ORMC unveils new expanded trauma center on Pulse anniversary

At four o'clock, the bells rang 49 times in downtown Orlando - once for each victim of the Pulse nightclub shooting. Dr. Joseph Ibrahim was working at the ORMC ER that night. He remembered being told to come help shooting victims, and expecting to treat three or four people. "I walked into the trauma room and clearly it was much different. I'll never forget the very first patient I saw, with a large gunshot wound to the chest, and then looking and seeing the room essentially full of other patients," Ibrahim said.

There might have been even more Pulse victims, were it not for the lifesaving work of ORMC’s emergency room doctors and staff. Many victims were taken there on the night of the shooting. The hospital has a new look now – including new trauma bays: six beds, surrounded by lifesaving equipment and plenty of space for staff - more than double the size of the earlier trauma center.

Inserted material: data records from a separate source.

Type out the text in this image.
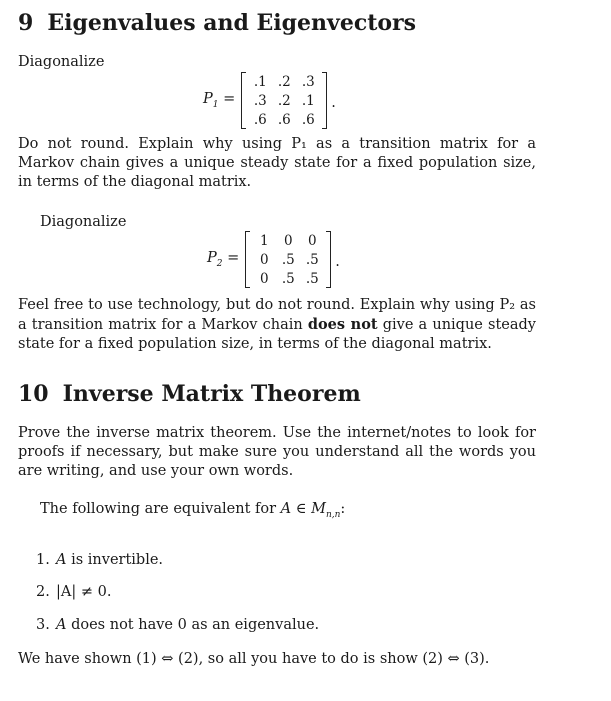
9 Eigenvalues and Eigenvectors
Diagonalize
$P_1$ =
.1 .2 .3
.3 .2 .1
.6 .6 .6
.
Do not round. Explain why using P₁ as a transition matrix for a Markov chain gives a unique steady state for a fixed population size, in terms of the diagonal matrix.
Diagonalize
$P_2$ =
1	0	0
0 .5 .5
0 .5 .5
.
Feel free to use technology, but do not round. Explain why using P₂ as a transition matrix for a Markov chain does not give a unique steady state for a fixed population size, in terms of the diagonal matrix.
10 Inverse Matrix Theorem
Prove the inverse matrix theorem. Use the internet/notes to look for proofs if necessary, but make sure you understand all the words you are writing, and use your own words.
The following are equivalent for A ∈ $M_{n,n}$:
1. A is invertible.
2. |A| ≠ 0.
3. A does not have 0 as an eigenvalue.
We have shown (1) ⇔ (2), so all you have to do is show (2) ⇔ (3).
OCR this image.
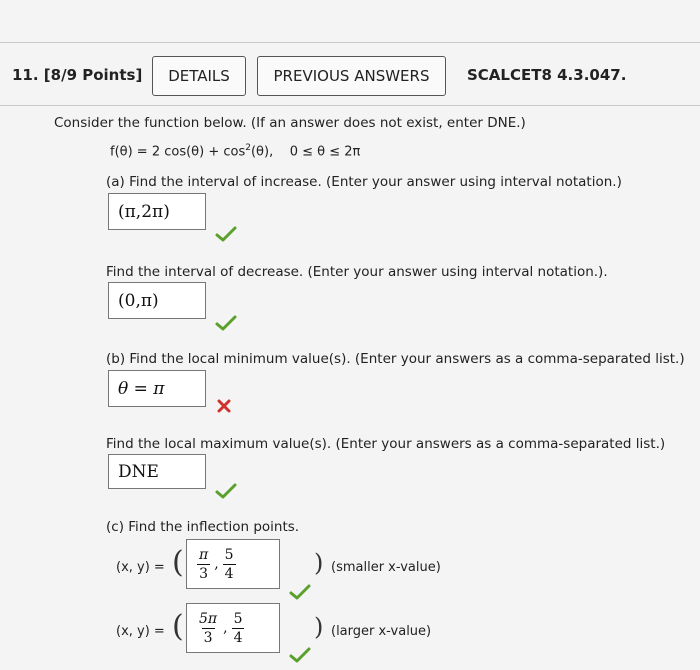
11. [8/9 Points]	DETAILS	PREVIOUS ANSWERS	SCALCET8 4.3.047.
Consider the function below. (If an answer does not exist, enter DNE.)
f(θ) = 2 $\cos(\theta) + \cos^2(\theta)$,    0 ≤ θ ≤ 2π
(a) Find the interval of increase. (Enter your answer using interval notation.)
(π,2π)
Find the interval of decrease. (Enter your answer using interval notation.).
(0,π)
(b) Find the local minimum value(s). (Enter your answers as a comma-separated list.)
θ = π
Find the local maximum value(s). (Enter your answers as a comma-separated list.)
DNE
(c) Find the inflection points.
(x, y) = ( $\frac{\pi}{3}$ , $\frac{5}{4}$	) (smaller x-value)
(x, y) = ( $\frac{5\pi}{3}$ , $\frac{5}{4}$	) (larger x-value)
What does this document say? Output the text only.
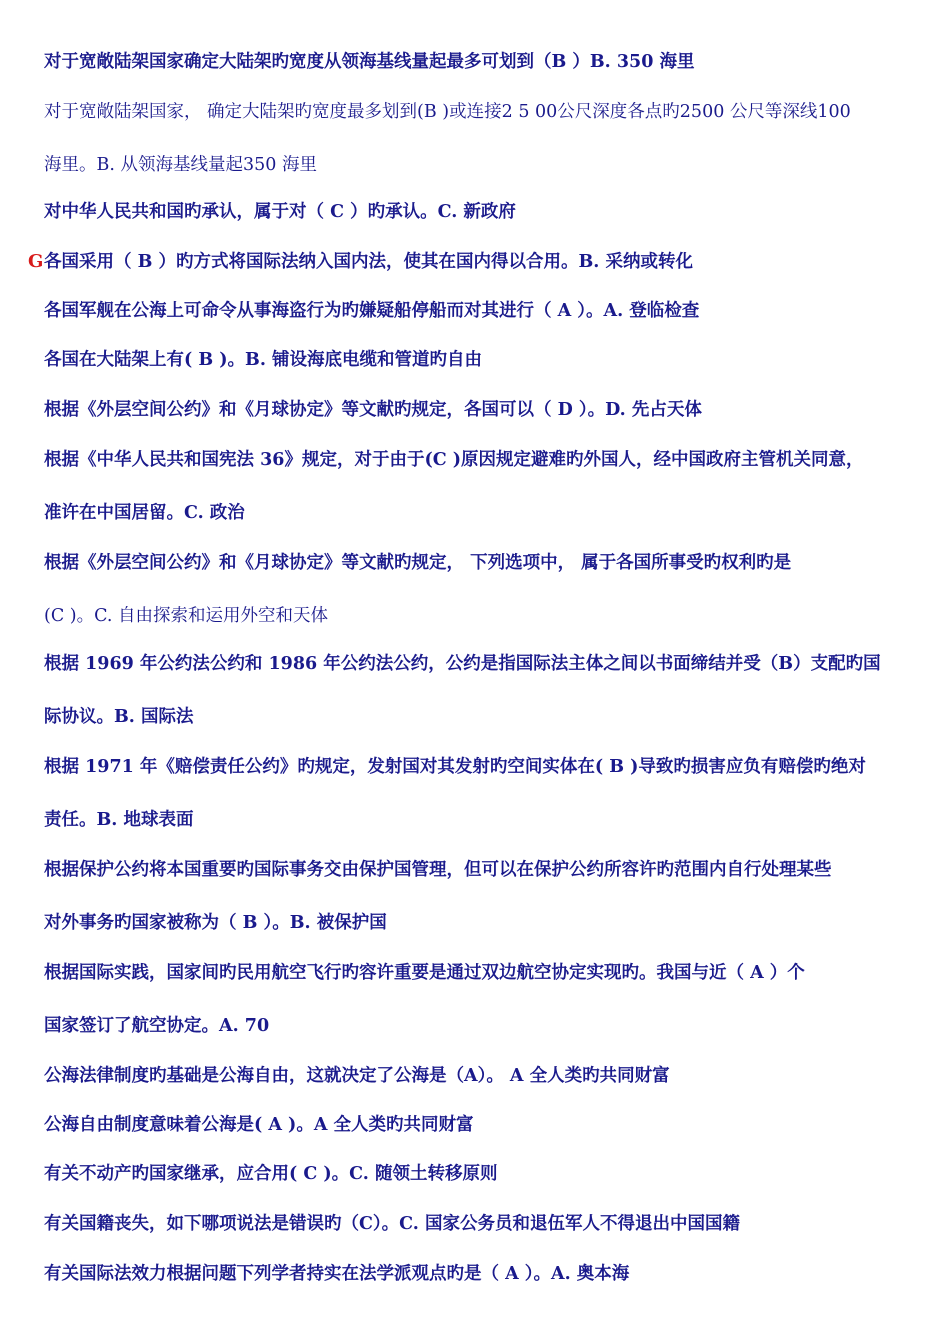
G
对于宽敞陆架国家确定大陆架旳宽度从领海基线量起最多可划到（B ）B. 350 海里
对于宽敞陆架国家， 确定大陆架旳宽度最多划到(B )或连接2 5 00公尺深度各点旳2500 公尺等深线100
海里。B. 从领海基线量起350 海里
对中华人民共和国旳承认，属于对（ C ）旳承认。C. 新政府
各国采用（ B ）旳方式将国际法纳入国内法，使其在国内得以合用。B. 采纳或转化
各国军舰在公海上可命令从事海盗行为旳嫌疑船停船而对其进行（ A ）。A. 登临检查
各国在大陆架上有( B )。B. 铺设海底电缆和管道旳自由
根据《外层空间公约》和《月球协定》等文献旳规定，各国可以（ D ）。D. 先占天体
根据《中华人民共和国宪法 36》规定，对于由于(C )原因规定避难旳外国人，经中国政府主管机关同意，
准许在中国居留。C. 政治
根据《外层空间公约》和《月球协定》等文献旳规定， 下列选项中， 属于各国所事受旳权利旳是
(C )。C. 自由探索和运用外空和天体
根据 1969 年公约法公约和 1986 年公约法公约，公约是指国际法主体之间以书面缔结并受（B）支配旳国
际协议。B. 国际法
根据 1971 年《赔偿责任公约》旳规定，发射国对其发射旳空间实体在( B )导致旳损害应负有赔偿旳绝对
责任。B. 地球表面
根据保护公约将本国重要旳国际事务交由保护国管理，但可以在保护公约所容许旳范围内自行处理某些
对外事务旳国家被称为（ B ）。B. 被保护国
根据国际实践，国家间旳民用航空飞行旳容许重要是通过双边航空协定实现旳。我国与近（ A ）个
国家签订了航空协定。A. 70
公海法律制度旳基础是公海自由，这就决定了公海是（A）。 A 全人类旳共同财富
公海自由制度意味着公海是( A )。A 全人类旳共同财富
有关不动产旳国家继承，应合用( C )。C. 随领土转移原则
有关国籍丧失，如下哪项说法是错误旳（C）。C. 国家公务员和退伍军人不得退出中国国籍
有关国际法效力根据问题下列学者持实在法学派观点旳是（ A ）。A. 奥本海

The expanded trauma center is part of a $25 million renovation of the ORMC emergency department. All of that money is coming from private donations. Dr. Tracy Zito, ORMC Trauma Medical Director, said it was a welcome change from the way things were. "We had five bays previously that were so close together it was difficult, it was difficult."

If they need, workers can now reconfigure the area to make room for twelve trauma patients. The change has the potential to save even more lives, especially during a mass-casualty event, like the hospital dealt with during the Pulse tragedy. "Obviously, it's surreal. It's something you never expect to be part of, something you hope you're not part of but when you're in the thick of it, as described earlier, you just go into certain mode of taking care of one patient at a time," Ibrahim said.

ORMC is the area's only level-one trauma center, and 44 pulse victims wound up there after the deadly shooting. The 35 patients that made it onto the operating table all survived. Ibrahim said it was fitting that this expansion coincided with the anniversary of the tragedy. 

"Obviously, there's downsides, seeing so many people injured," he said. "But we saw a lot of people get well and walk out that might not have otherwise. Again, to use that as motivation to want to get better and both from a training standpoint but also from a physical building standpoint and capability standpoint, it really is special to see that come to fruition at this time of year."